Recuperação social Bacia do Rio Doce é a prioridade do Governo do Brasil em um novo esforço de revitalização da região afetada pelo rompimento da barragem de Fundão. Em 22 de maio, será lançado um edital e um chamamento público que disponibiliza R$ 450 milhões para fortalecer as comunidades impactadas em Minas Gerais e no Espírito Santo.

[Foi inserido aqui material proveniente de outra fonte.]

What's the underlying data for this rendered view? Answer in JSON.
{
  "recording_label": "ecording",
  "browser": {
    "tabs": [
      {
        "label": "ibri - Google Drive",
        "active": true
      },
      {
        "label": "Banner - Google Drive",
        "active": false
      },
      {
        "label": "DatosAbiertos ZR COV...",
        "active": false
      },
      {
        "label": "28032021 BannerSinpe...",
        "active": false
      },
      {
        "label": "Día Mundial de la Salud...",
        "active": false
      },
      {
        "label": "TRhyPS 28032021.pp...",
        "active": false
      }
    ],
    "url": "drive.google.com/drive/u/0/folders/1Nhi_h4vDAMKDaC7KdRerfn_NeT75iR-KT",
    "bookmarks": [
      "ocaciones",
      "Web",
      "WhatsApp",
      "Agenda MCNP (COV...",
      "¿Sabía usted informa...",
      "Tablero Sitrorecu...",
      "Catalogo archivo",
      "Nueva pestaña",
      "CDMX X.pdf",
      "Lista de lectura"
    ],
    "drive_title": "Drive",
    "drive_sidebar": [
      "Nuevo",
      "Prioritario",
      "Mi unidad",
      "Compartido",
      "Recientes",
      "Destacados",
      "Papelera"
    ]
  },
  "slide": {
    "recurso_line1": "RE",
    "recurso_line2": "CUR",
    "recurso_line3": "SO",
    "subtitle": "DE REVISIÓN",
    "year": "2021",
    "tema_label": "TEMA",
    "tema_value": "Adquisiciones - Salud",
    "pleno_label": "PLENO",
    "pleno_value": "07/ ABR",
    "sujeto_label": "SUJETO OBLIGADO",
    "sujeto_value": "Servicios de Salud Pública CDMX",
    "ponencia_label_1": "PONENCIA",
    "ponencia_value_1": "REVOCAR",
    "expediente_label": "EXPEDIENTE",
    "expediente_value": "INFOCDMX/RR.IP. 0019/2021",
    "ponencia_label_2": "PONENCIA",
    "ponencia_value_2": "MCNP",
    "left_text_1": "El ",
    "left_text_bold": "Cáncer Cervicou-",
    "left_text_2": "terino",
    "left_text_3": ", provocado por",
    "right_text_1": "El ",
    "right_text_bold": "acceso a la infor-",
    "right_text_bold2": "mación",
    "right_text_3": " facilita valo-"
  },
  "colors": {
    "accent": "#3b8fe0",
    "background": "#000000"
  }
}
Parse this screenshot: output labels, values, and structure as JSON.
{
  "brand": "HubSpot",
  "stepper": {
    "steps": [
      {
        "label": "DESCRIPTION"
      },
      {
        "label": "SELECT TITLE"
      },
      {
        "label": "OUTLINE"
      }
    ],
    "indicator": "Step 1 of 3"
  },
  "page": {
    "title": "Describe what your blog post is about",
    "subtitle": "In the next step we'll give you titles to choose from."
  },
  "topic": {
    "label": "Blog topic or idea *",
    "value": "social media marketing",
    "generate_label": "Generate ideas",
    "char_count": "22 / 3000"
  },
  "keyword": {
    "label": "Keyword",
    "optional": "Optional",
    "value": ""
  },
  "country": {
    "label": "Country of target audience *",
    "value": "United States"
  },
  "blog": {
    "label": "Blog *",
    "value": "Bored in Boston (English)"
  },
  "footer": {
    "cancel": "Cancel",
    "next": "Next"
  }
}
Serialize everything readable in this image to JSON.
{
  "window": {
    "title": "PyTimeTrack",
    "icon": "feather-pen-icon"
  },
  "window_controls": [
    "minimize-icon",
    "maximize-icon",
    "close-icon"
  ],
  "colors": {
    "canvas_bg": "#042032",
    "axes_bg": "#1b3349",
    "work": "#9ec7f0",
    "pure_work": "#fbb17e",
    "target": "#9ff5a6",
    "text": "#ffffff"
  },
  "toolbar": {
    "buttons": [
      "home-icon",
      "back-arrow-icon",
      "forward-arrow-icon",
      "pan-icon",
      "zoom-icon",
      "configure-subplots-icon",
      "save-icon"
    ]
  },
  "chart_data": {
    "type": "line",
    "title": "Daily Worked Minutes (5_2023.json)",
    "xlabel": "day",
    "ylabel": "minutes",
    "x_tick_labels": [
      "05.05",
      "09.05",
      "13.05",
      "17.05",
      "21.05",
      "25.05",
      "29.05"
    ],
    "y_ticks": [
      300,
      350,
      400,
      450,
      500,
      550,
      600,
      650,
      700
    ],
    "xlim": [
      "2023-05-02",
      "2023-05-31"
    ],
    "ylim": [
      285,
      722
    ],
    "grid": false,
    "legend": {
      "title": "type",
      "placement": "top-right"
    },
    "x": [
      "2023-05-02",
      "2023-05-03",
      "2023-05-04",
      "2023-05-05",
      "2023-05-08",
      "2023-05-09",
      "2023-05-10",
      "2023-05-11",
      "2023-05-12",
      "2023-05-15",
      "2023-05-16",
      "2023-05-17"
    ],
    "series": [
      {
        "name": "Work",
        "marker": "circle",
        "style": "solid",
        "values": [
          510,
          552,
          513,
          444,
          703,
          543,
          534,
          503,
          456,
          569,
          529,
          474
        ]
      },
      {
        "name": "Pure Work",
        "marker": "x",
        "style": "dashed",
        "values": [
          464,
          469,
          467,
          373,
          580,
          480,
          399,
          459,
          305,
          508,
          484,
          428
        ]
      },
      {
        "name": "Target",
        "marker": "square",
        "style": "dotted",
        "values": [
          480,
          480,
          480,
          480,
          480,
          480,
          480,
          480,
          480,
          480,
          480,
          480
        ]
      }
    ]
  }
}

As iniciativas visam permitir que as comunidades locais proponham projetos que ajudem na organização social e na recuperação de seus modos de vida.
Os recursos são oriundos do Novo Acordo do Rio Doce e foram planejados para serem administrados pelo Governo, em parceria com o Banco do Brasil e a Fundação Banco do Brasil (FBB), e o apoio do Banco Nacional de Desenvolvimento Econômico (BNDES). O Fundo de Participação Social, que soma R$ 5 bilhões, permitirá que os afetados conduzam ações e iniciativas que promovam a restauração social e econômica da área.
A divisão dos R$ 450 milhões mostra um equilíbrio entre projetos estruturantes e capilarizados, com R$ 225 milhões destinados para cada tipo. Os projetos capilarizados são voltados para ações diretas nas comunidades, variando de R$ 50 mil a R$ 400 mil. Já os projetos estruturantes são mais abrangentes e podem variar entre R$ 5 milhões e R$ 23 milhões, focando em desenvolvimento regional e potencializando iniciativas locais.
As propostas serão avaliadas pelo Conselho Federal de Participação Social da Bacia do Rio Doce, que definirá os critérios de priorização. Ambas as categorias de projetos terão linhas prioritárias que incluem: Economia Popular e Solidária, educação e cultura na Reabilitação Territorial e dos Modos de Vida, Resiliência Comunitária e Transição Climática, entre outras. Essas linhas têm como objetivo não apenas reconstruir a economia local, mas também garantir que todos os grupos, como indígenas e quilombolas, sejam contemplados nas ações.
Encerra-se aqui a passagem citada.